PP Manajemen PPPK masih memberikan kesempatan bagi tenaga honorer/pegawai non-ASN untuk masih tetap bekerja di instansi pemerintah hingga tahun 2023. Selanjutnya mereka dapat beralih status menjadi PNS atau PPPK sesuai syarat dan prosedurnya. Namun demikian, kehadiran PPPK kerap dianggap sebagai baju baru bagi pegawai non-ASN.
Status kepegawaian PPPK bersifat kontrak dan temporer sama seperti pegawai honorer atau kontrak. Oleh karenanya, pada tahun 2018 lahirlah Peraturan Pemerintah Nomor 49 tentang Manajemen PPPK yang mempertegas kehadiran PPPK dengan tujuan untuk mendorong profesionalisme dan keahlian dalam mendukung tusi instansi.
Jabatan-jabatan yang dapat diisi oleh PPPK adalah jabatan fungsional tertentu, seperti guru, dosen, dokter, tenaga medis, peneliti dan lain sebagainya. Pada prinsipnya, PPPK harus mempunyai kompetensi khusus yang memang dibutuhkan oleh instansi.
Bahkan, dalam PP Manajemen PPPK disebutkan bahwa PPPK selain mengisi jabatan fungsional juga dapat mengisi Jabatan Pimpinan Tinggi (JPT). Oleh karenanya, berikut beberapa urgensi kehadiran PPPK bagi Pemerintah Daerah.
Kesetaraan Kasta
Pada instansi daerah, PNS selama ini menjadi “pemain tunggal” dalam penyelenggaraan urusan pemerintahan. Bahkan fenomena di daerah, pegawai non-ASN yang selama ini dianggap membantu pada kenyataannya malah dijadikan “pesuruh” oleh oknum-oknum PNS yang malas.

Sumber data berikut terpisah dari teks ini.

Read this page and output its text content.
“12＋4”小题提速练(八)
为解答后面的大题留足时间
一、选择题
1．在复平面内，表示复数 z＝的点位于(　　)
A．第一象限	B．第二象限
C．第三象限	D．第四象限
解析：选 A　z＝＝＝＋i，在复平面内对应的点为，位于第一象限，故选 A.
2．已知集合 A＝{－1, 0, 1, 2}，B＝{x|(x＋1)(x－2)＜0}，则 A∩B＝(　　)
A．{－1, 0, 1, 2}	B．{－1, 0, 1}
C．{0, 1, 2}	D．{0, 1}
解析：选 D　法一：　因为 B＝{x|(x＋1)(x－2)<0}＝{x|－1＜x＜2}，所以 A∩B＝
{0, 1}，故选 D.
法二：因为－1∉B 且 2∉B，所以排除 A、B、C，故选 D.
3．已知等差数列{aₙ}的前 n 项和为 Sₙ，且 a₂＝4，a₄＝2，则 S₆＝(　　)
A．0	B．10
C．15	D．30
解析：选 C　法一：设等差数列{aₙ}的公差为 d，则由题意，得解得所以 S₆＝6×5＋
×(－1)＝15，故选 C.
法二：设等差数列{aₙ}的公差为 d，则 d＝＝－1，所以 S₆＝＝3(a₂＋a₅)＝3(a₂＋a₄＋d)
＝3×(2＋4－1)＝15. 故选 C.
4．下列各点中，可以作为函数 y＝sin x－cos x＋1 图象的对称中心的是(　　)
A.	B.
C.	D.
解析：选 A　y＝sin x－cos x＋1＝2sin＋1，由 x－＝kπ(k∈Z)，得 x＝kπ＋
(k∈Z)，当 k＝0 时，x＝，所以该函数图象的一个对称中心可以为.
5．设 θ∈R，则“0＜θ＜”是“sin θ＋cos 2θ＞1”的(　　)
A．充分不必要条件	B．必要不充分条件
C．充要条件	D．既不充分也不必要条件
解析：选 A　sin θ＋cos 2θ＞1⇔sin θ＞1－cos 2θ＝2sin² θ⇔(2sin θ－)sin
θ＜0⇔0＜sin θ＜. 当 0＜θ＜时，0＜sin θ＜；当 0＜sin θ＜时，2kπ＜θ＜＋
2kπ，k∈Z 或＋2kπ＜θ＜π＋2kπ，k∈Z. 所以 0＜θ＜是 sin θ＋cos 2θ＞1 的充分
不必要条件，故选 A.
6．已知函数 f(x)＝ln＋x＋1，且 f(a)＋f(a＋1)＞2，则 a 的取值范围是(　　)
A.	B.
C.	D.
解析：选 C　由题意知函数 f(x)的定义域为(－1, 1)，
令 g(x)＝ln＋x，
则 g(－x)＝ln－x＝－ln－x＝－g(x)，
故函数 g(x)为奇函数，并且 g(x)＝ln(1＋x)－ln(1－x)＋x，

Kasta pegawai non-ASN yang notabene dibawah PNS menyebabkan para PNS ini kerap melimpahkan pekerjaan mereka kepada pegawai non-ASN. Alhasil tujuan perekrutan pegawai non-ASN malah berdampak pada penurunan kinerja PNS. Selain itu, pegawai non-ASN yang selama ini bekerja juga banyak yang mengisi jabatan PNS.
Padahal, PP Manajemen PPPK sudah menegaskan bahwa PPK dilarang untuk mengangkat pegawai non-ASN untuk mengisi jabatan ASN sebagaimana yang tertuang dalam pasal 96 ayat (1). Bahkan mereka yang mengangkat pegawai non-ASN untuk mengisi jabatan ASN akan dikenakan sanksi sesuai ketentuan peraturan perundang-undangan.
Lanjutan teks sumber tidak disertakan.